- Education: B.A. at Brown University M.D. at University of Massachusetts Medical School
- Occupation: Professor of Pediatrics
- Awards: Elizabeth Blackwell Award

= Nancy D. Spector =

American physician and professor

Nancy D. Spector is a Doctor of Pediatric Medicine and the 2023 recipient of the Elizabeth Blackwell Award. Spector is most known for her contributions to gender equality and teaching in medical school management. Spector is currently a Professor of Pediatrics, Senior Vice Dean for Faculty, the Executive Director of Executive Leadership in Medicine program (ELAM), the Executive Leadership in Health Care Program (ELH), and the Lynn Yeakel Institute for Women's Health and Leadership (IWHL) at the Drexel University College of Medicine. Spector is also the Betty A. Cohen Chair in Women's Health at Drexel.

== Education and career ==
Spector received her Bachelor of Arts (B.A.) in General Biology from Brown University and attended the University of Massachusetts Medical School for her medical degree. Spector also completed a fellowship in faculty development at Michigan State University and completed coursework in leadership and faculty development at the Association of American Medical Colleges and the Harvard Macy Institute. Spector joined St. Christopher's Hospital for Children in Philadelphia, Pennsylvania in 1997, where she would go on to complete her residency, chief residency, and general academic pediatrics fellowship. At St. Christopher's, Spector served as a Vice Chair for Education and Faculty Development and Associate Director of the Pediatric Residency program from 2002 to 2012. Spector was also the Pediatric Residency program director from 2012 to 2016.

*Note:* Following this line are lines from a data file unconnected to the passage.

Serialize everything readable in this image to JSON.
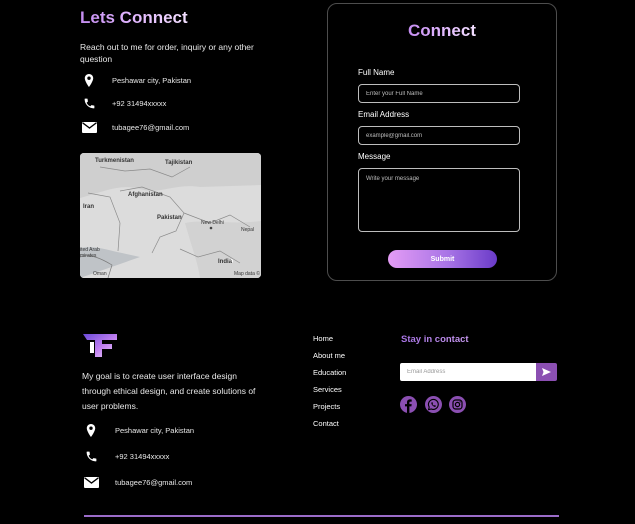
{
  "contact": {
    "heading": "Lets Connect",
    "intro": "Reach out to me for order, inquiry or any other question",
    "location": "Peshawar city, Pakistan",
    "phone": "+92 31494xxxxx",
    "email": "tubagee76@gmail.com"
  },
  "map": {
    "labels": [
      "Turkmenistan",
      "Tajikistan",
      "Afghanistan",
      "Iran",
      "Pakistan",
      "New Delhi",
      "Nepal",
      "India",
      "ited Arab mirates",
      "Oman",
      "Map data ©"
    ]
  },
  "form": {
    "title": "Connect",
    "full_name_label": "Full Name",
    "full_name_placeholder": "Enter your Full Name",
    "email_label": "Email Address",
    "email_placeholder": "example@gmail.com",
    "message_label": "Message",
    "message_placeholder": "Write your message",
    "submit_label": "Submit"
  },
  "footer": {
    "logo_letter": "F",
    "mission": "My goal is to create user interface design through ethical design, and create solutions of user problems.",
    "location": "Peshawar city, Pakistan",
    "phone": "+92 31494xxxxx",
    "email": "tubagee76@gmail.com",
    "nav": [
      "Home",
      "About me",
      "Education",
      "Services",
      "Projects",
      "Contact"
    ],
    "stay_heading": "Stay in contact",
    "newsletter_placeholder": "Email Address",
    "social": [
      "facebook-icon",
      "whatsapp-icon",
      "instagram-icon"
    ]
  },
  "colors": {
    "accent": "#9b6cc9",
    "accent_dark": "#8b4fb2",
    "background": "#000000"
  }
}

Spector grew up with strong ties to education and teaching, as both of her parents are educators. Spector realized her interests in education during her pediatric residency, where she was also introduced to the field of academic medicine. A mentor gave Spector the advice to take leadership courses, in which she realized her passion for medical education, faculty development, and equity in higher level management in medical schools.

In 2019, Spector claimed that only 12% of deans are women. In 2022, Spector reports that this number has grown to 19%. Spector acknowledges the lack of women in leadership positions within medicine, and aims to support women with the skills and network necessary for success as well as healthy support systems through ELAM. ELAM is a one-year fellowship that offers leadership training to support female candidates for leadership roles in academic medicine, dentistry, public health, and pharmacy.

== Awards ==
On February 3, 2023, which was also National Women Physicians Day, Spector was awarded with the 2023 Elizabeth Blackwell Award by the American Medical Women's Association for her contributions as a leader in academic medicine, particularly in gender equality and mentorship. The Blackwell award honors the first American female to receive a Doctor of Medicine degree, Dr. Elizabeth Blackwell, and is awarded to a female physician that has made significant contributions for women in medicine. Spector has also won other awards for her mentorship, such as the Robert S. Holm Award from the Association of Pediatric Program, the Elias Abrutyn Mentoring Award from Drexel University College of Medicine, the Miller Sarkin Mentoring Award from the Academic Pediatric Association, and the John M Eisenberg Award from the National Quality Forum.